Checking accounts charge a variety of fees:
- Monthly maintenance charges: Flat-dollar fees that come out of your balance every month. It’s hard to imagine a situation where it makes sense to pay those fees.
- Overdraft charges: Transaction fees for spending more than you have in your account. The bank might “lend” you money or allow payments to go through even when your account is empty. You need to repay those amounts, and you’ll typically pay additional overdraft charges.
- Insufficient funds fees: Similar to overdraft charges, but those might hit your account even when the bank doesn’t cover payments for you. If you try to spend more than you have, an insufficient funds fee may apply.
- Additional fees: You may have to pay ATM charges for using certain ATMs, although some banks rebate those fees. What’s more, some banks charge for requests like wire transfers, replacement debit cards, and stop-payment requests.
Savings accounts are designed to keep your money safe while paying a modest amount of interest on your account balance:
- Grow your money: Savings accounts typically pay interest, so you earn money on the cash you’re not using. Compare that to checking accounts, which usually do not pay interest.
- Separate long-term money: If you’re saving for a rainy day or other financial goals (like a vacation or down payment), savings accounts can help. By removing funds from your checking account, you’re less likely to overspend. It can even make sense to use multiple savings accounts for various goals.
Access Your Savings
When you need to spend your savings, you can access funds in several ways. As of April 2020, federal law no longer limits consumers to six withdrawals per month from savings accounts, although individual banks are permitted to impose their own limits.

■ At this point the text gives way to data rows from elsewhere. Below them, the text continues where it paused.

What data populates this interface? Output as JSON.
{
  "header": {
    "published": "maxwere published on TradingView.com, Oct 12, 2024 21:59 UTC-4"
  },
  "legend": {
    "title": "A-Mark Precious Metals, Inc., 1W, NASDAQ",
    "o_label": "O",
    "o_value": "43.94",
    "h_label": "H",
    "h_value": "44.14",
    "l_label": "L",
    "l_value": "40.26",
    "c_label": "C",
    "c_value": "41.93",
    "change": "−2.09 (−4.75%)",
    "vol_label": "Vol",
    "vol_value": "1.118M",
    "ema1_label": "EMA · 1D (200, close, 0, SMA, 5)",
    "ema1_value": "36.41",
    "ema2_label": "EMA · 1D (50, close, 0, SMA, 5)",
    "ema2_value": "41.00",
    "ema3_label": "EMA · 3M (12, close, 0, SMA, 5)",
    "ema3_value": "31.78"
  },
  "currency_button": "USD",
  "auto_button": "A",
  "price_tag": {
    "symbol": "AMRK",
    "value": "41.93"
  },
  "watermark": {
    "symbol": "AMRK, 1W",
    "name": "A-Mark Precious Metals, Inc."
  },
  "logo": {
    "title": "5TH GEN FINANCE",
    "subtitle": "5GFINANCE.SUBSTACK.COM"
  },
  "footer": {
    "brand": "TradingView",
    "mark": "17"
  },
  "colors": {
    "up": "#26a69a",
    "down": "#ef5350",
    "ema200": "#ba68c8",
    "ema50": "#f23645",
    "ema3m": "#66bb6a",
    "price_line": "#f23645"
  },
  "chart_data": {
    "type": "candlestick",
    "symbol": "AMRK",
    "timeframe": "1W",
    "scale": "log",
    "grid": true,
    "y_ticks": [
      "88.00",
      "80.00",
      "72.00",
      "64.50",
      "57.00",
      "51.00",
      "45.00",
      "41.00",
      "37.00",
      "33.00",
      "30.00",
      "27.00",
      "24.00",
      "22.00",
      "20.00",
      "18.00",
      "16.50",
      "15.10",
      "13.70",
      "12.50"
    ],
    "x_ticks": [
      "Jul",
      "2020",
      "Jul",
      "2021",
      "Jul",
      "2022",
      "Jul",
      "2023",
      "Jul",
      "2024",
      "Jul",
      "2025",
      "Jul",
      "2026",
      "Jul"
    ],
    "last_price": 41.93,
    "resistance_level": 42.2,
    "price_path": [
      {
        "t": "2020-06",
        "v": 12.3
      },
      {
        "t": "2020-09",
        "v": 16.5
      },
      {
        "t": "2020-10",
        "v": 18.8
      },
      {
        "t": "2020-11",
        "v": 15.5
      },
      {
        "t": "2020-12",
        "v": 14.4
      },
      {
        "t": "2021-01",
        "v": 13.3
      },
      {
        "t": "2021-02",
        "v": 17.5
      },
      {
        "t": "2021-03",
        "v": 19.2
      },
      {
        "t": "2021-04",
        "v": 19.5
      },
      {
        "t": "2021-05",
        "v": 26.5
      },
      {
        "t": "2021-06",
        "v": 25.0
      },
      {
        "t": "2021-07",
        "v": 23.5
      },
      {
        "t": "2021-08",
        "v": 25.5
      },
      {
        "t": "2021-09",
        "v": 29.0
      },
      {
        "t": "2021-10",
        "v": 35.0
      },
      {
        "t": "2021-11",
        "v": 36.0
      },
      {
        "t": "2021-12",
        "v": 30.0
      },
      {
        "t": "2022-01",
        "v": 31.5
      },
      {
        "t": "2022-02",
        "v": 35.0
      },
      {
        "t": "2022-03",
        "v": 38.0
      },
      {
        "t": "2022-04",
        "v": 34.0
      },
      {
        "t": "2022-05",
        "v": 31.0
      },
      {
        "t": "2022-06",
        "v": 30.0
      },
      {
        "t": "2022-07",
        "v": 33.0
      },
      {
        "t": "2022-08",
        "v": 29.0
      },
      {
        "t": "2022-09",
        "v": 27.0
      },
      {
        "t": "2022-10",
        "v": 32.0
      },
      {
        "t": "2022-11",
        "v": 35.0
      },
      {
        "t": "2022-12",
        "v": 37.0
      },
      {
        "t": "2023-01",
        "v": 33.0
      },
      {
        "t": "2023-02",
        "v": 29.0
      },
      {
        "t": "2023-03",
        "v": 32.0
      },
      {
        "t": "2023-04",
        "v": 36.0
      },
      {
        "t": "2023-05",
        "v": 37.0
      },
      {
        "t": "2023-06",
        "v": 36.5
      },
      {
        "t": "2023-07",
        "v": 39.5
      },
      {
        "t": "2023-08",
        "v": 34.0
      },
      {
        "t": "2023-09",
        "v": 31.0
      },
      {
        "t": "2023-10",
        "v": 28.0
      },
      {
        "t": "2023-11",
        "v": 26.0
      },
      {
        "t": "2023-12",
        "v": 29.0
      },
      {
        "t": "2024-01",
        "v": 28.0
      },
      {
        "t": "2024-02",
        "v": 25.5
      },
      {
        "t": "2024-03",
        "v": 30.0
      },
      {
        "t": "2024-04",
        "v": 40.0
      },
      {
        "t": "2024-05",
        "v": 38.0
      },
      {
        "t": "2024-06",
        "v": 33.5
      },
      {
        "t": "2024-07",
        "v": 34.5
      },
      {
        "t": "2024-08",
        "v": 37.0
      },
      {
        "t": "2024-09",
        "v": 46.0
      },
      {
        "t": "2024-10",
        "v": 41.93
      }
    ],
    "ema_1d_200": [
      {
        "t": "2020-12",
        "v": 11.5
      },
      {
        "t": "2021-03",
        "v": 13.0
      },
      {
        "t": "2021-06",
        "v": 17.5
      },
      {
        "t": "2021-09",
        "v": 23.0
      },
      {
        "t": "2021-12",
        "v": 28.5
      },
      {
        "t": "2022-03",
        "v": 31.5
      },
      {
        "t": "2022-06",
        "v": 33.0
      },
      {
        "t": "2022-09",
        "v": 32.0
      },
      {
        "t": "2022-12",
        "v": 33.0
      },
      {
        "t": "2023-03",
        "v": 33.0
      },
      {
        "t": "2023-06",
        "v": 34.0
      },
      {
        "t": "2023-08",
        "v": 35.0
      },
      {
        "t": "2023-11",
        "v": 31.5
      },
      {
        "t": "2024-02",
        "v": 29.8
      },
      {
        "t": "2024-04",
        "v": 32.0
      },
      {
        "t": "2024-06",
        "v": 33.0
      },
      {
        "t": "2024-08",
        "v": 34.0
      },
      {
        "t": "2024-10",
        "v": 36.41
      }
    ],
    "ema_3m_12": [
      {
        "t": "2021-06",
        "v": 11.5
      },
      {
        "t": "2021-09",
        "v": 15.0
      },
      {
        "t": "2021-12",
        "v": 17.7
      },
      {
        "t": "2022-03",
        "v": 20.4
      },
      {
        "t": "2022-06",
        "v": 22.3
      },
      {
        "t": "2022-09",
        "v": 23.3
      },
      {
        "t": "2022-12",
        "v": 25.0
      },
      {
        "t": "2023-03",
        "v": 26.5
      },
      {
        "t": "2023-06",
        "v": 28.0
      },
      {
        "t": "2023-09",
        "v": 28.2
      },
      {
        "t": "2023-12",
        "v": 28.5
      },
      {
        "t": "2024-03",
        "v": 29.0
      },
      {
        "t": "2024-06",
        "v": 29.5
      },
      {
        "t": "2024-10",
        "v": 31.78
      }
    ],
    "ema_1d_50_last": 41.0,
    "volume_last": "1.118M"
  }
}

- Transfer to checking: You can move money from your savings account to a checking account when you plan to spend. That’s almost instant if both accounts are at the same bank, and it typically takes a few days to move money from one bank to another.
- Cash withdrawals: If you use cash and your bank provides an ATM card, you can get cash out of your savings account at an ATM. Likewise, you can visit a bank branch and request cash. You can withdraw funds with an ATM or bank teller as often as you want.
- Request a check: Banks can also print checks payable to you. You can then deposit those checks at a different bank or credit union. There is no limit to the number of checks you receive when the checks are payable to you.
Savings Account Fees
Savings accounts tend to be less expensive than checking accounts, but it’s critical to review fee schedules before you open an account. Monthly fees are not very common, but ATM fees are still a reality. If you make more than six withdrawals (again, ATM withdrawals don’t count toward that limit), you may face excess transaction fees.
Beyond Checking and Savings Accounts
Checking and saving accounts aren’t the only accounts available at banks. Get familiar with other options.
Money market accounts have features of both checking and savings accounts. They often pay more than checking accounts, and they allow limited spending. Depending on your bank, a money market account might provide a checkbook, a debit card, or online bill payment options.
Certificates of deposit (CDs) are for money that you don’t intend to spend for at least six months. CDs typically pay more than savings accounts, but you need to commit to leaving your funds untouched for six months, one year, or more. If you cash out early, you may need to pay a penalty.